Six of McCrea’s victims were Spokane girls, ages 6 to 11. Keller spent hours with them, listening to their horror. One drew a rose for him.

“It was a perfect rose,” he said. “I hope she’s an artist now.”

Walker remembers the case, too. There were hours of sexually violent videotapes to review, and Keller needed help from others in law enforcement. The material was so disturbing that the others were able to watch for two hours, Walker remembers, and “then they were done.”

In 1999, McCrea was sentenced to 25 years in prison.

Carla Stamatoplos, who worked as an administrative assistant for the sexual assault unit for 10 years, said Keller put children at ease immediately.

“When the children came through, he would stop and show them the police dog (photos) on the wall.”

Jim Nicks, the department’s assistant chief, said Keller dedicated himself to educating people, in community meetings and at national trainings, about the true nature of sex crimes against children.

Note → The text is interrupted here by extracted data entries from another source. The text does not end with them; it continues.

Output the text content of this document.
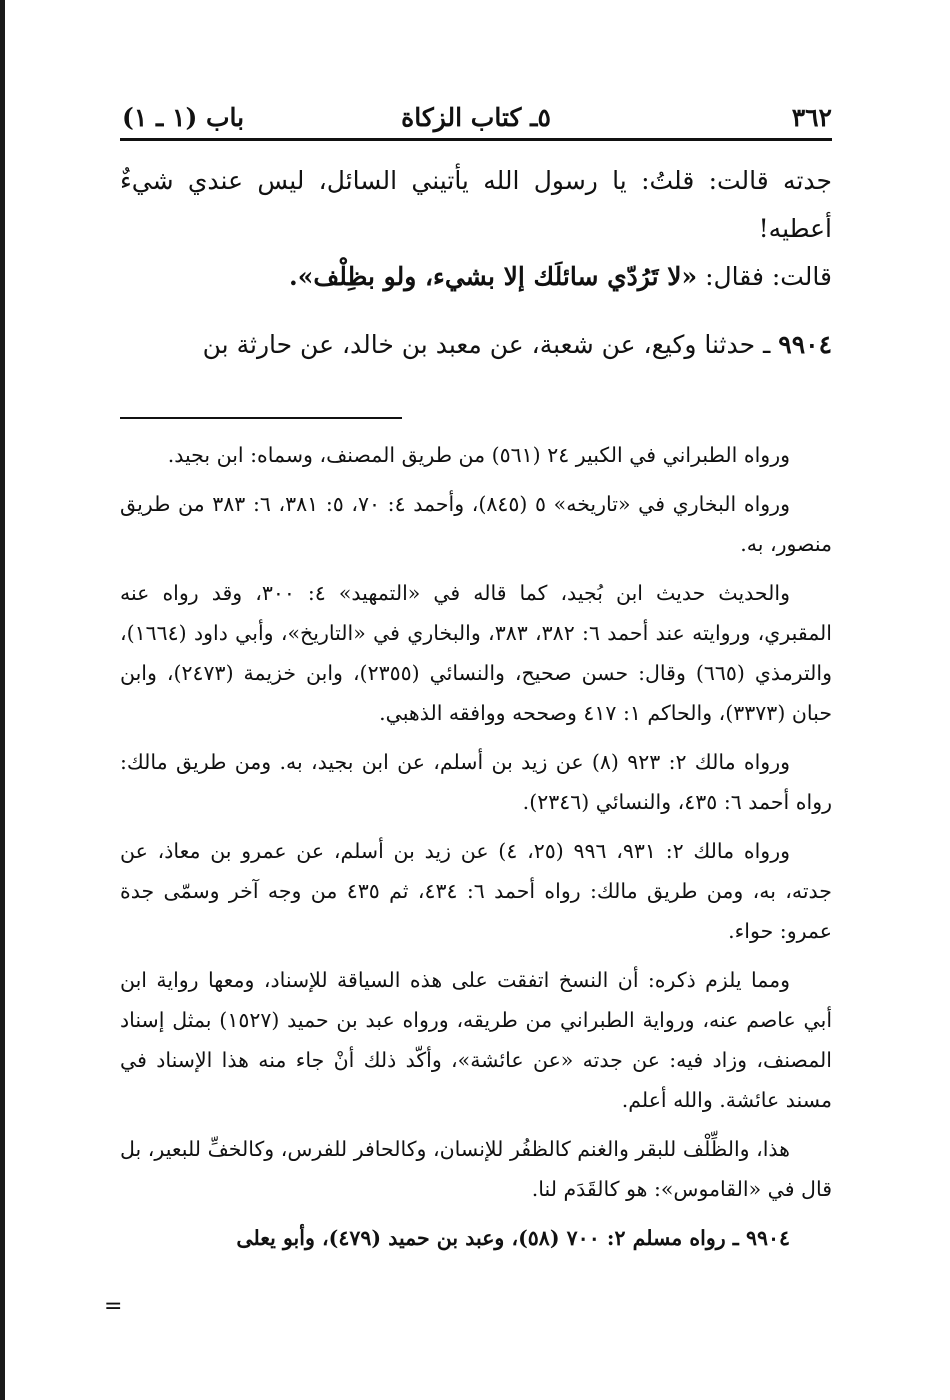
٣٦٢
٥ـ كتاب الزكاة
باب (١ ـ ١)

جدته قالت: قلتُ: يا رسول الله يأتيني السائل، ليس عندي شيءٌ أعطيه!

قالت: فقال: «لا تَرُدّي سائلَك إلا بشيء، ولو بظِلْف».

٩٩٠٤ ـ حدثنا وكيع، عن شعبة، عن معبد بن خالد، عن حارثة بن

ورواه الطبراني في الكبير ٢٤ (٥٦١) من طريق المصنف، وسماه: ابن بجيد.

ورواه البخاري في «تاريخه» ٥ (٨٤٥)، وأحمد ٤: ٧٠، ٥: ٣٨١، ٦: ٣٨٣ من طريق منصور، به.

والحديث حديث ابن بُجيد، كما قاله في «التمهيد» ٤: ٣٠٠، وقد رواه عنه المقبري، وروايته عند أحمد ٦: ٣٨٢، ٣٨٣، والبخاري في «التاريخ»، وأبي داود (١٦٦٤)، والترمذي (٦٦٥) وقال: حسن صحيح، والنسائي (٢٣٥٥)، وابن خزيمة (٢٤٧٣)، وابن حبان (٣٣٧٣)، والحاكم ١: ٤١٧ وصححه ووافقه الذهبي.

ورواه مالك ٢: ٩٢٣ (٨) عن زيد بن أسلم، عن ابن بجيد، به. ومن طريق مالك: رواه أحمد ٦: ٤٣٥، والنسائي (٢٣٤٦).

ورواه مالك ٢: ٩٣١، ٩٩٦ (٢٥، ٤) عن زيد بن أسلم، عن عمرو بن معاذ، عن جدته، به، ومن طريق مالك: رواه أحمد ٦: ٤٣٤، ثم ٤٣٥ من وجه آخر وسمّى جدة عمرو: حواء.

ومما يلزم ذكره: أن النسخ اتفقت على هذه السياقة للإسناد، ومعها رواية ابن أبي عاصم عنه، ورواية الطبراني من طريقه، ورواه عبد بن حميد (١٥٢٧) بمثل إسناد المصنف، وزاد فيه: عن جدته «عن عائشة»، وأكّد ذلك أنْ جاء منه هذا الإسناد في مسند عائشة. والله أعلم.

هذا، والظِّلْف للبقر والغنم كالظفُر للإنسان، وكالحافر للفرس، وكالخفِّ للبعير، بل قال في «القاموس»: هو كالقَدَم لنا.

٩٩٠٤ ـ رواه مسلم ٢: ٧٠٠ (٥٨)، وعبد بن حميد (٤٧٩)، وأبو يعلى

=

“He saw the victimization of children. It tugged at his heart. So he became an expert,” Nicks said.

Keller ended his career in awe of the all the abused children he met.

“Most of them are a lot smarter than the predator gives them credit for,” he said. “The kids are very intelligent, even if they come from bad backgrounds.”

Many were manipulated into sexual contact, believing in the honesty of adults and unable to put dangerous requests in perspective because, as Keller noted with sadness, “some have only been on Earth six or seven years.”

The future

Keller handed in his badge, his cell phone, his uniform and his ID on Thursday. It was a week of goodbyes. The unit’s sergeant, Jim Faddis, retired last week, too. Keller credits his sexual assault unit co-workers with keeping him sane because he could talk with them about things no one else could bear to hear.

Keller has been a police officer more than half his life. He’s anticipating some “who am I now?” moments. But he has plans. He’ll spend even more time with his two grown daughters and four grandchildren. He’ll climb more mountains.

“The outdoors saved me,” he said. “I’ve been with the Spokane Mountaineers since 2001. My ultimate goal is Denali, the highest spot in North America.”

It might be harder to retire his vigilance.

“You see a child in a car who looks somewhat scared. You see a guy walking a 6-year-old girl and think, ‘Is this OK?’ Most people probably wouldn’t think anything of it.”